From October 9-12, 1901, members of the Zionist leadership convened a number of gatherings: meetings of the board of directors and the supervisory board of the Jewish Colonial Trust, and a meeting of the Greater Executive Council (of the Zionist General Council). Feeling rather uncharacteristically pessimistic in light of what he heard and saw, Herzl wrote the following in his diary:
"The 'October Conferences, ' aimless babble are over. I was so disgusted that I made no entries in this book at all. With a doleful outcry the Bank was made 'capable of action, ' but it is not supposed to undertake anything. Actually, it is best this way, for we don't have any single capable businessman […]" ("The Complete Diaries of Theodor Herzl, " edited by Raphael Patai, translated by Harry Zohn, Herzl Press and Thomas Yoseloff, New York and London, 1960; Vol. II, p. 1183).

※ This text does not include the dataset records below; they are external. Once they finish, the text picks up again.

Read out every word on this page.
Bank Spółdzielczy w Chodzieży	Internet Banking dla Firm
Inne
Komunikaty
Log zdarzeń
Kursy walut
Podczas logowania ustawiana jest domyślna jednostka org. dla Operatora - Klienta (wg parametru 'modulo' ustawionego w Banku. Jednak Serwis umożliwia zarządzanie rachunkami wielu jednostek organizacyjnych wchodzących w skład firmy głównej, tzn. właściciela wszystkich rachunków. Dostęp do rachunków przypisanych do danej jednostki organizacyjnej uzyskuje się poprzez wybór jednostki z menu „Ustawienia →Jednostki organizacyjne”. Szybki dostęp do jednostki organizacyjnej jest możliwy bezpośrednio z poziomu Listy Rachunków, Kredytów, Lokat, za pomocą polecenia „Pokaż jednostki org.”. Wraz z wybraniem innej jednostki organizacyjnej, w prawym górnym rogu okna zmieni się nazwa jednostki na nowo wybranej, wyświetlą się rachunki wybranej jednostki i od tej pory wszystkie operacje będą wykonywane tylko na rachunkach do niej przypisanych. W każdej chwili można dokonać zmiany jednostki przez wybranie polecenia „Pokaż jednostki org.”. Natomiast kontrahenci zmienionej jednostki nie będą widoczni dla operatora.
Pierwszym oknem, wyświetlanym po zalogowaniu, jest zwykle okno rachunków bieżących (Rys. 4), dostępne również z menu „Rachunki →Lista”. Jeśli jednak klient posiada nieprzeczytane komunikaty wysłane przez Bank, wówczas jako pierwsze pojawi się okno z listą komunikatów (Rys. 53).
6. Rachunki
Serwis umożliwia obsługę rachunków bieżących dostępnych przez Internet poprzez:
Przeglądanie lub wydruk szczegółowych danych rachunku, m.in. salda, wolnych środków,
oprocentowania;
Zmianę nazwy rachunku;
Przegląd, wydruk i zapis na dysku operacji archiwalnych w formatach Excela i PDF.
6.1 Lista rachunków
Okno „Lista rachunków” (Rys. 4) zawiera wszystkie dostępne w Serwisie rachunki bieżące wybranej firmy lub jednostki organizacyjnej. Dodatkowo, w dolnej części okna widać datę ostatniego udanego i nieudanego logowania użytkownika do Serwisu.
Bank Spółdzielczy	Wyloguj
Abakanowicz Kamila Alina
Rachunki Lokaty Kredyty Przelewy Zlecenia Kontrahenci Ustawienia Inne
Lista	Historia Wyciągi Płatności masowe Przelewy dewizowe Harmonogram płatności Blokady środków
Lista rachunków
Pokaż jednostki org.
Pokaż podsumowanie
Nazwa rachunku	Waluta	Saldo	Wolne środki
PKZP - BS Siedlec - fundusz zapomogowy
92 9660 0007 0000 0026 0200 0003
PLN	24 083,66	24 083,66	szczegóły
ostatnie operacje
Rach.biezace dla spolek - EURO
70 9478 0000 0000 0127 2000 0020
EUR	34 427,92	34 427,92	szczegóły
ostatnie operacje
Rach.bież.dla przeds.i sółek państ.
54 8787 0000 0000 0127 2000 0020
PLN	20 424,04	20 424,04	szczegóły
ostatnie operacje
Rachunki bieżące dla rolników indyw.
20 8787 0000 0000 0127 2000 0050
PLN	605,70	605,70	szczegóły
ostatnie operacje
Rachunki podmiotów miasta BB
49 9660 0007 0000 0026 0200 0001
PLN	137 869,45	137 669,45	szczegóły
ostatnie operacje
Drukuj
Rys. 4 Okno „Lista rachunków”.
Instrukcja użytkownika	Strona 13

In 1898, the Second Zionist Congress adopted a resolution to establish a Jewish bank which would provide the necessary financial support for translating the Zionist dream from theory to reality. Following this decision, a trust company known as the "Jewish Colonial Trust" was established. Theodor Herzl's main goal at the outset was to use the trust company to raise sufficient funds to enable the Zionist movement to purchase from the Ottoman Sultan, at the appropriate time, a charter for extensive Jewish settlement in the Land of Israel. In a series of meetings that took place from the 9th through 12th of October, 1901 – meetings of the Greater Executive Council of the Zionist General Council, and meetings of the supervisory board and board of directors of the Jewish Colonial Trust – a dispute erupted between Herzl and the Russian Zionist leadership regarding the issue of the charter. Herzl insisted that without such a charter from the Sultan, and its realization in the form of extensive Jewish immigration, Zionism would remain, in effect, a "theoretical movement" – a movement having no material consequence. His opponents' counterargument was that even if such a charter were to be granted, the Jewish masses were woefully unprepared to bring about its fruition; the proper spirit had to be patiently instilled in them before the Zionist leadership could consider entering into negotiations with the Ottoman authorities on the subject of a charter. Eventually, over time, the Jewish Colonial Trust began functioning as the financial arm of the Zionist movement, providing credit to both businesses and individuals committed to the development of the Land of Israel and the Jewish settlement enterprise within its borders. Although in the end the Jews were never granted the type of charter Herzl had hoped to acquire, over a long period of time the capital at the Jewish Colonial Trust's disposal served to finance a steady stream of wide-ranging Zionist activity. It thus enabled a thriving Jewish settlement project in the Promised Land.


[1] f., 28 cm. Good condition. Fold lines and creases. Minor stains. Tears, including small open tears, mended. Punch holes, causing minor damage to text, mended with paper. Left margin of sheet cut, not affecting text.